Novels explore what might happen if historic events had different outcomes.
KNIGHT RIDDER NEWSPAPERS
Have you ever lamented the road not taken, the kiss not stolen or the harsh word spoken?
If so, and who hasn't, you understand on a personal level the appeal of a category of speculative fiction, or science fiction, known as alternate history.
There are no mulligans in the real world, no do-overs in the game of life. But what if there were? What would you do differently and how would it change who you have become?
Alternate history asks the same sort of questions on a grand scale.
What if Hitler had survived and Germany had won World War II? What if Lincoln had not been assassinated? What if the South had won the Civil War? And what, asked Steven Barnes in his novel "Lion's Blood," if Africa had colonized the New World.
There are even more imaginative scenarios. What if aliens had landed at the start of World War II? What if racist South Africans traveled back in time to arm the Confederacy with AK-47s?
These last two ideas are from the fevered and prolific mind of Harry Turtledove, regarded as the dominant writer in the genre today.
Libraries and bookstores stock alternate history novels in the science fiction section, although Harry Harrison's "Stars and Stripes" Civil War-era trilogy about how the North and South unite to defeat England also can be found in the general fiction section.
In love with history
Turtledove has a doctorate in Byzantine history, which, he recently said, qualifies him as "one of the most unemployable human beings on the face of the planet."
"But one thing (academia) did teach me was how to do research. The imagination knows where it wants to go, and the research is the car that takes you there. Research is what makes the imagination feel real."
So when the words he puts in the mouth of Abraham Lincoln in "Guns of the South" or "How Few Remain" sound uncannily like the president himself, it's because they were taken or adapted from what he really said in speeches and letters.
"Guns of the South" "happened by accident" when a colleague described something being as anachronistic "as Robert E. Lee holding an Uzi." Turtledove's response was "Who'd want to give it to him? Time-traveling South Africans?" And then he realized, "Wow, I can do something with that."

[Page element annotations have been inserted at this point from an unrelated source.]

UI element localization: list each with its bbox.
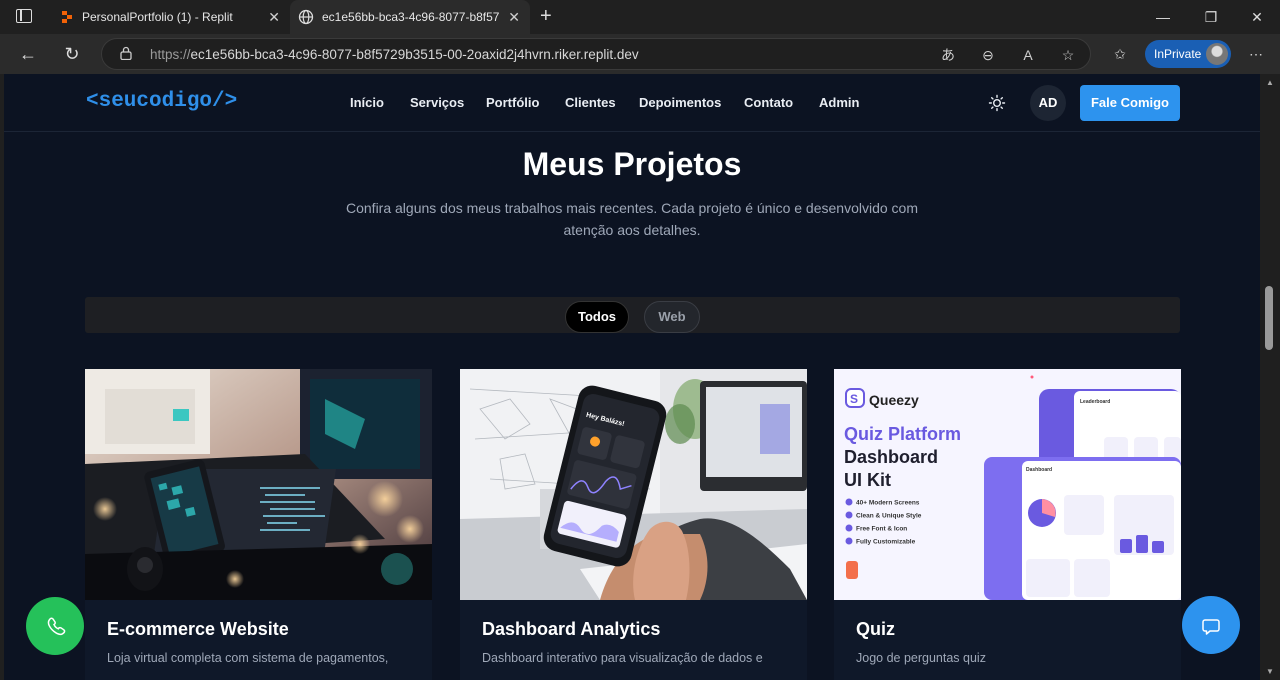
tab-replit[interactable]: PersonalPortfolio (1) - Replit ✕: [50, 0, 290, 34]
filter-web[interactable]: Web: [644, 301, 700, 333]
url-scheme: https://: [150, 47, 191, 62]
zoom-icon[interactable]: ⊖: [978, 45, 998, 65]
sun-icon[interactable]: [988, 94, 1006, 112]
inprivate-label: InPrivate: [1154, 47, 1202, 61]
minimize-icon[interactable]: —: [1140, 0, 1186, 34]
refresh-icon[interactable]: ↻: [59, 42, 85, 66]
nav-admin[interactable]: Admin: [819, 95, 859, 110]
nav-servicos[interactable]: Serviços: [410, 95, 464, 110]
nav-contato[interactable]: Contato: [744, 95, 793, 110]
address-row: ← ↻ https://ec1e56bb-bca3-4c96-8077-b8f5…: [0, 34, 1280, 74]
site-logo[interactable]: <seucodigo/>: [86, 90, 237, 113]
phone-icon: [47, 617, 66, 636]
nav-depoimentos[interactable]: Depoimentos: [639, 95, 721, 110]
contact-cta-button[interactable]: Fale Comigo: [1080, 85, 1180, 121]
project-description: Dashboard interativo para visualização d…: [482, 651, 763, 665]
close-icon[interactable]: ✕: [508, 9, 520, 26]
chat-button[interactable]: [1182, 596, 1240, 654]
section-subtitle: Confira alguns dos meus trabalhos mais r…: [332, 197, 932, 241]
section-title: Meus Projetos: [522, 146, 742, 182]
site-header: <seucodigo/> Início Serviços Portfólio C…: [4, 74, 1260, 132]
project-image: [85, 369, 432, 600]
url-host: ec1e56bb-bca3-4c96-8077-b8f5729b3515-00-…: [190, 47, 639, 62]
thumb-brand: Queezy: [869, 392, 919, 408]
profile-avatar: [1206, 43, 1228, 65]
inprivate-badge[interactable]: InPrivate: [1145, 40, 1231, 68]
close-icon[interactable]: ✕: [268, 9, 280, 26]
filter-todos[interactable]: Todos: [565, 301, 629, 333]
subtitle-line: atenção aos detalhes.: [563, 222, 701, 238]
user-avatar[interactable]: AD: [1030, 85, 1066, 121]
tab-title: PersonalPortfolio (1) - Replit: [82, 10, 233, 24]
subtitle-line: Confira alguns dos meus trabalhos mais r…: [346, 200, 918, 216]
thumb-headline-2: Dashboard: [844, 447, 938, 467]
lock-icon[interactable]: [120, 46, 132, 60]
project-title: Quiz: [856, 619, 895, 639]
thumb-feature: Fully Customizable: [856, 539, 916, 546]
tab-actions-icon[interactable]: [16, 9, 32, 23]
address-bar[interactable]: https://ec1e56bb-bca3-4c96-8077-b8f5729b…: [101, 38, 1091, 70]
replit-icon: [62, 11, 72, 23]
tab-title: ec1e56bb-bca3-4c96-8077-b8f57: [322, 10, 500, 24]
project-card[interactable]: S Queezy Quiz Platform Dashboard UI Kit …: [834, 369, 1181, 680]
page-scrollbar[interactable]: ▲ ▼: [1260, 74, 1280, 680]
restore-icon[interactable]: ❐: [1188, 0, 1234, 34]
whatsapp-button[interactable]: [26, 597, 84, 655]
nav-clientes[interactable]: Clientes: [565, 95, 616, 110]
tab-site[interactable]: ec1e56bb-bca3-4c96-8077-b8f57 ✕: [290, 0, 530, 34]
queezy-logo: S: [845, 388, 865, 408]
tab-strip: PersonalPortfolio (1) - Replit ✕ ec1e56b…: [0, 0, 1280, 34]
thumb-panel-label: Dashboard: [1026, 467, 1052, 473]
thumb-feature: Free Font & Icon: [856, 526, 907, 533]
project-description: Loja virtual completa com sistema de pag…: [107, 651, 389, 665]
thumb-panel-label: Leaderboard: [1080, 399, 1110, 405]
scroll-down-icon[interactable]: ▼: [1266, 667, 1274, 676]
project-description: Jogo de perguntas quiz: [856, 651, 986, 665]
chat-icon: [1202, 619, 1220, 635]
more-icon[interactable]: ⋯: [1246, 44, 1266, 64]
url-text[interactable]: https://ec1e56bb-bca3-4c96-8077-b8f5729b…: [150, 47, 639, 62]
thumb-feature: Clean & Unique Style: [856, 513, 922, 520]
nav-inicio[interactable]: Início: [350, 95, 384, 110]
nav-portfolio[interactable]: Portfólio: [486, 95, 539, 110]
thumb-headline-1: Quiz Platform: [844, 424, 961, 444]
scroll-up-icon[interactable]: ▲: [1266, 78, 1274, 87]
back-icon[interactable]: ←: [15, 42, 41, 66]
project-title: Dashboard Analytics: [482, 619, 661, 639]
translate-icon[interactable]: あ: [938, 45, 958, 65]
window-close-icon[interactable]: ✕: [1234, 0, 1280, 34]
project-filter: Todos Web: [85, 297, 1180, 333]
favorite-icon[interactable]: ☆: [1058, 45, 1078, 65]
svg-text:S: S: [850, 392, 858, 406]
read-aloud-icon[interactable]: A: [1018, 45, 1038, 65]
globe-icon: [298, 9, 314, 25]
project-image: Hey Balázs!: [460, 369, 807, 600]
favorites-icon[interactable]: ✩: [1110, 44, 1130, 64]
thumb-feature: 40+ Modern Screens: [856, 500, 920, 507]
page-viewport: <seucodigo/> Início Serviços Portfólio C…: [4, 74, 1260, 680]
scrollbar-thumb[interactable]: [1265, 286, 1273, 350]
project-title: E-commerce Website: [107, 619, 289, 639]
project-card[interactable]: E-commerce Website Loja virtual completa…: [85, 369, 432, 680]
project-image: S Queezy Quiz Platform Dashboard UI Kit …: [834, 369, 1181, 600]
project-card[interactable]: Hey Balázs! Dashboard Analytics Dashboar…: [460, 369, 807, 680]
thumb-headline-3: UI Kit: [844, 470, 891, 490]
new-tab-icon[interactable]: +: [540, 5, 552, 28]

Turtledove has written about 50 novels, including the upcoming "Ruled Britannia," about an Elizabethan England ruled by Spain. Its main characters are William Shakespeare and the Spanish playwright Lope De Vega.
'Lion's Blood'
Award-winning science fiction writer Steven Barnes spent a year and half of "very intense research, plotting and planning" to create "Lion's Blood," which envisions a New World colonized by Africans.
Barnes said the genre's unbending tenet is that "you can change one (significant) thing and one thing only and everything else must flow from that and must flow logically." For example, the industrialization of Africa is the major change that makes the "Lion's Blood" timeline possible.
For "Lion's Blood" and its just completed sequel, "Zulu Heart," Barnes wondered "what would be necessary to create a technological situation in Africa" that would allow such a scenario and then took "a step back from there. You have to ask what prohibited it in the first place. And once you have a theory for that, then you can come up with ways to postulate" its opposite.
Barnes, who is writing a new "Star Wars" novel and two books set in prehistoric Africa, is one of the few major black science-fiction writers.
Russell Letson, a reviewer for the science fiction magazine Locus who has written about and taught science fiction for 25 years, said that because alternate histories tend to deal with "pivotal and world-shaping events," Sept. 11 eventually will attract the attention of writers, especially if it leads to bigger and more dramatic events or movements.